Sweet Cashew Milk and Cream
This recipe is really four recipes in one. It produces full-bodied milk, half and half, pourable cream, and whipped cream depending on how much water you add.
It’s important that you soak the cashews beforehand for at least 2 hours. Soaking removes dust and debris from the nuts, increases enzyme activity (making them more digestible), releases nutrients, and removes physic acid which inhibits mineral absorption. Soaking also helps the cashews blend to a silky smooth consistency. If soaking longer than 8 hours, you may want to refrigerate to preserve freshness. If soaking longer than 24 hours, you will need to rinse and replenish the water.
You can add sweetener, and vanilla and/or other flavorings once blended, however keep in mind that unsweetened cashew milk works better in savory recipes.

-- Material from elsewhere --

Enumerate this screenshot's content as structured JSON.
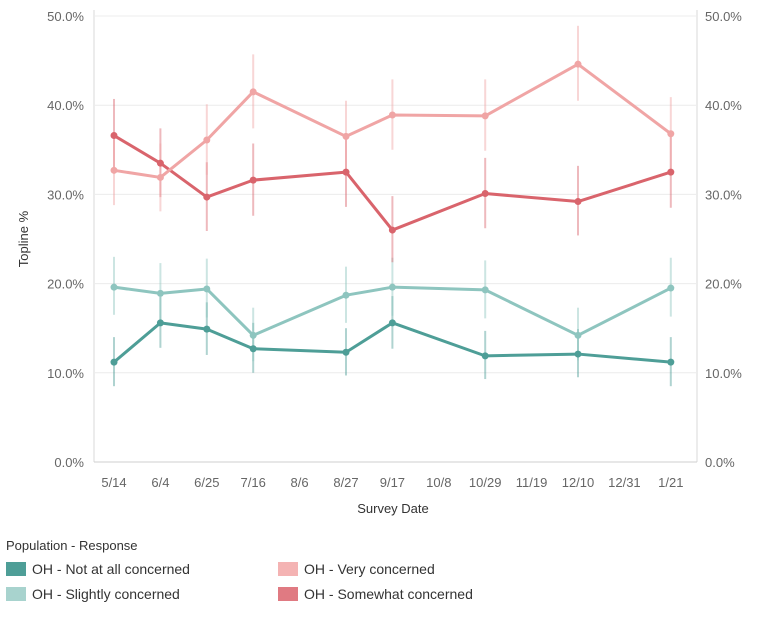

- 2 cups cashews, soaked 2 – 8 hours then drained
- Amount of water designated below
Pourable Cream – add 1 1/4 cups of water. Produces about 2 cups thick pourable cream.
Half & Half – add 2 cups of water. Produces about 2 cups thick cashew milk similar to dairy half and half.
Milk – add 4 cups water. Produces about 4 cups full-bodied milk.
- Add cashews and amount of water using to a blender.
- Blend until very smooth, scraping down the sides periodically during blending with a spatula. This will take a minute or two if making the whipped cream. If you have trouble blending, add a bit more water but try to keep it to the suggested amount.
- Use immediately or store refrigerated up to 3 days.